You’ve heard this story countless times before, but this time, it has a happy ending. GPU stock is finally normalizing, and the price of AMD and Nvidia graphics cards is dropping to the point of nearing MSRP. To signal this new era, Nvidia has launched a “Restocked and Reloaded” campaign in the U.K., which features in-stock products that you couldn’t dream of purchasing just a few months ago.

Image: 3DCenter Germany
Image: 3DCenter Germany

Not every card is available, nor are they all selling at retail prices, but the GPU landscape is in better shape than at any point in the past two years. In fact, 3DCenter Germany (via Tom’s Hardware) released a report on Monday indicating that AMD GPU prices had declined in the past three weeks by an average of 13% while Nvidia cards had dropped 6%. The price decrease for Nvidia cards may be slowing, but components from both Team Red and Team Green are now nearing MSRP, down from peak markups of above 300%.

The Verge updated its street vs. MSRP pricing chart with April figures and found that a worst-case scenario puts a card at about $US400 ($555) over asking price, while certain models are actually being sold for below MSRP. AMD’s RX 6900 XT, a high-end desktop GPU, goes for $US961 ($1,334), down from its $US999 ($1,387) retail price. Nvidia cards are, in general, netting higher markups.

Can I finally buy a new Nvidia RTX or AMD RX GPU?

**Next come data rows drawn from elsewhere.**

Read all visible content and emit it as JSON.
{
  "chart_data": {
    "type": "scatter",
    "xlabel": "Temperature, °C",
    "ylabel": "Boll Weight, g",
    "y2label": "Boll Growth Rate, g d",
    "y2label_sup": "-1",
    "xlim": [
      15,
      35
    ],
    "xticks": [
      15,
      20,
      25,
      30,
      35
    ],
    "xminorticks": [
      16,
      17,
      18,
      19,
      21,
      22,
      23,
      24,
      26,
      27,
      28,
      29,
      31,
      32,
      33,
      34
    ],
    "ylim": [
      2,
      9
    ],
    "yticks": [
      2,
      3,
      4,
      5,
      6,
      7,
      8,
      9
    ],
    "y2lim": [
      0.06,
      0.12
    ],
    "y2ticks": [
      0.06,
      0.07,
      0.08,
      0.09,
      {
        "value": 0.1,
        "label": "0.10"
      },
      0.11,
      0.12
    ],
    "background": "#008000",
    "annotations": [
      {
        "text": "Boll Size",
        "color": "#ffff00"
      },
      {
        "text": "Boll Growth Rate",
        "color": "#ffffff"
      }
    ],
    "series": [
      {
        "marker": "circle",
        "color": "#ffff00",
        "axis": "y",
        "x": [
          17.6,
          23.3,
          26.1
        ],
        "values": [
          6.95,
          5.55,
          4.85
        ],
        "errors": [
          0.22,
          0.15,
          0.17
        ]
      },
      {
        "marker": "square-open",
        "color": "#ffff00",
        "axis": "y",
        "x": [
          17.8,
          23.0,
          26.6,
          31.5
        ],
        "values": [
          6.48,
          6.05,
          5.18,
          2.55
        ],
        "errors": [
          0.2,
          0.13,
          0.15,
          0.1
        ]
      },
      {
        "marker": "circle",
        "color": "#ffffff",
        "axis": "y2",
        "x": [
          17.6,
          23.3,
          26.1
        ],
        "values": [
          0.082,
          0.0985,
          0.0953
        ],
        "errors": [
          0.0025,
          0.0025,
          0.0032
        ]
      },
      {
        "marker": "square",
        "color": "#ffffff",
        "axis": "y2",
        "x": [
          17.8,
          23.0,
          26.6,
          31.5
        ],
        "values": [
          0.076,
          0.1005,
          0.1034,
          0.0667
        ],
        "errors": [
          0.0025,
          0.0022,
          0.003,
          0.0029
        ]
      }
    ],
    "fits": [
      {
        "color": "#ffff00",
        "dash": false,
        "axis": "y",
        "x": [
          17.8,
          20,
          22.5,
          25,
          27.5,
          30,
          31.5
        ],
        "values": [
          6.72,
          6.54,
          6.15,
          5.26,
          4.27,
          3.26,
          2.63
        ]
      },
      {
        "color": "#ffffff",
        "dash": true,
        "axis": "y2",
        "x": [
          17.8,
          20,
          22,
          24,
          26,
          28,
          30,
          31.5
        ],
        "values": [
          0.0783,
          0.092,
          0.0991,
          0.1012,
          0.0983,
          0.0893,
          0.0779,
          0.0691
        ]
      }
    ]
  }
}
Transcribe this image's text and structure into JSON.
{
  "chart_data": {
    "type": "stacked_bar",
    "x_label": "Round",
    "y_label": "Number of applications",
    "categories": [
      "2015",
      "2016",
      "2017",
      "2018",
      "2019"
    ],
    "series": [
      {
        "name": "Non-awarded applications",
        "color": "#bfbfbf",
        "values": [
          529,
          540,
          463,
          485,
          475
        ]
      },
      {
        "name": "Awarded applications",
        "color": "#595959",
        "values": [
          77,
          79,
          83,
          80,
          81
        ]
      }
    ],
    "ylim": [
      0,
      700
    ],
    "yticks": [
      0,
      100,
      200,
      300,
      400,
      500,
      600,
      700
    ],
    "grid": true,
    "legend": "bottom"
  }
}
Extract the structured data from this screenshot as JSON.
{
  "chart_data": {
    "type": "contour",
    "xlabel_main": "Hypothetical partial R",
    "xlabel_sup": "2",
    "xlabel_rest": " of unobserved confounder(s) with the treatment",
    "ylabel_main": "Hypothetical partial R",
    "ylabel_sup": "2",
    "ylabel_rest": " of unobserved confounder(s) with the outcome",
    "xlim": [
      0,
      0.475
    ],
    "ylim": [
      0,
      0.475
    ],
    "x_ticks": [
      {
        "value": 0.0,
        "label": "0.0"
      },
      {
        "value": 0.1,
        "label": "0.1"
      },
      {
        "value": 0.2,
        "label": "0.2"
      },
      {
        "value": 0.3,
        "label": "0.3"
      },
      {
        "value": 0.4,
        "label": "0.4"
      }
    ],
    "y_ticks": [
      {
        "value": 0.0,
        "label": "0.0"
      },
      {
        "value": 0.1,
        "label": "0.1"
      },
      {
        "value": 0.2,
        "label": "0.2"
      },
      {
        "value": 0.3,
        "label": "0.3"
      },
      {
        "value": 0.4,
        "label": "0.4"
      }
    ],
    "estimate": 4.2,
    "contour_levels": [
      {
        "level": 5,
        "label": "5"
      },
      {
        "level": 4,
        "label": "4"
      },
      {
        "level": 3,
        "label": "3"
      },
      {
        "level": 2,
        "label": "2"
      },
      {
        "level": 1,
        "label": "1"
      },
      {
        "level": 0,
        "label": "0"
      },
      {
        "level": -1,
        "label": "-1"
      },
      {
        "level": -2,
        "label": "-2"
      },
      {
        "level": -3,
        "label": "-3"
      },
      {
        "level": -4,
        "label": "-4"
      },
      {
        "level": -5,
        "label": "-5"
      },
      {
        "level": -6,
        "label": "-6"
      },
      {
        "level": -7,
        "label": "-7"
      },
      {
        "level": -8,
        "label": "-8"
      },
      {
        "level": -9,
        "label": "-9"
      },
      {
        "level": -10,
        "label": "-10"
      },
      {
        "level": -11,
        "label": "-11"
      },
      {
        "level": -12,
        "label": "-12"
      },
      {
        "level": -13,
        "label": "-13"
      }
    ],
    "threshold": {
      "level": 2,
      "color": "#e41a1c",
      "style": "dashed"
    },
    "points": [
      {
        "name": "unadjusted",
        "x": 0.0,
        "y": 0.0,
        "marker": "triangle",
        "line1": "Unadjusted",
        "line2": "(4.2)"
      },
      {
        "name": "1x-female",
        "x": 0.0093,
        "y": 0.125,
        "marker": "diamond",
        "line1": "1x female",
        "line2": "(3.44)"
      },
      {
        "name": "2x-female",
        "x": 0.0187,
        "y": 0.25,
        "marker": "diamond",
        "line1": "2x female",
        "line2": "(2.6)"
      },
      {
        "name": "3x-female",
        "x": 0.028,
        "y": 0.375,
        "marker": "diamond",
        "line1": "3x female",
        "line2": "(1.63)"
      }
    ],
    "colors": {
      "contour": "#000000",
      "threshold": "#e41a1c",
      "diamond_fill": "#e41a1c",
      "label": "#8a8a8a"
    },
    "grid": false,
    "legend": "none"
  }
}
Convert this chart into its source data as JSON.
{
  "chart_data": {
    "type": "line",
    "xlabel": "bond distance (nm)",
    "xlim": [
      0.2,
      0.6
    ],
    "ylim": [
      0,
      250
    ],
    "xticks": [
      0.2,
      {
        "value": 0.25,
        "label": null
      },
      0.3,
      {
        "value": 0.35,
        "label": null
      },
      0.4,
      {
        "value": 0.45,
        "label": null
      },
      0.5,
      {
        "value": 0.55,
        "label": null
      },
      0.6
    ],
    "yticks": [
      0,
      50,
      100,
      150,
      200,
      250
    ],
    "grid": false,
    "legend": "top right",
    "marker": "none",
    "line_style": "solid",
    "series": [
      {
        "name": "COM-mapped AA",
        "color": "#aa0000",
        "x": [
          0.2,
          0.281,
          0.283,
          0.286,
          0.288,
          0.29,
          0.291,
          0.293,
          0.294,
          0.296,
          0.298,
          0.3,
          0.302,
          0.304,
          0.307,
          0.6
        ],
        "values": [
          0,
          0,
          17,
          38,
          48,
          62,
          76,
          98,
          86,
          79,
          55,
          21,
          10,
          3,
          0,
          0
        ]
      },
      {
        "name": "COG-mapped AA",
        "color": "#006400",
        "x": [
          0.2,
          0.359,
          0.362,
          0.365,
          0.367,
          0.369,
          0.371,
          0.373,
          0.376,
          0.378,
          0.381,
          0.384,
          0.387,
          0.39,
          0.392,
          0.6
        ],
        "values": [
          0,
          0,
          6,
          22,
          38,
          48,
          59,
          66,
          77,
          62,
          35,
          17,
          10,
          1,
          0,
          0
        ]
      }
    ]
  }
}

For everyday consumers, a quick search on popular retailers like Best Buy, Newegg, and Amazon shows that many cards are, in fact, in stock. For example, Gigabyte, Asus, and MSI RTX 3050 models can be purchased on Newegg for around $US100 ($139) above retail. Similarly, an ASRock Radeon RX 6700 XT, a card billed as a challenger to the RTX 3060 and 3070 for 1440p gaming, costs $US569 ($790) (the Radeon RX 6700 XT has an MSRP of $US479 ($665)). Gamestop is even in on it, selling an AMD RX 6600 GPU for $US339 ($471), or just $US10 ($14) above MSRP.

You still need to pay a comparatively small markup for most cards, especially those landing between the top-of-the-line options and the budget ones. We just aren’t seeing the 2x or 3x price hikes we once did at the height of the pandemic and the concurrent growth of unrestricted cryptocurrency mining. With prices returning to something close to normal and declining at a slower rate, those who have held out for a graphics card might feel compelled to take the leap.

Having said that, we are nowhere near having every option available to customers at any given time, and all of the stock cards from AMD and Nvidia are sold out. Though no help to morale, it’s worth noting that GPUs would normally be sold for below MSRP at around this time, as the next-gen cards are right around the corner. AMD is readying its highly anticipated RX 7000 RDNA 3 GPUs later this year, while Nvidia’s Ada Lovelace architecture will power RTX 40-series cards when it arrives this fall.

That leaves customers with a tricky predicament to either purchase today at close to retail or a slight markup, wait for prices to continue to decrease, or risk waiting for next-gen options. We can’t tell you which option to choose, but what I can say — with a wide grin on my face — is that any of these choices beats lining the pockets of scammers.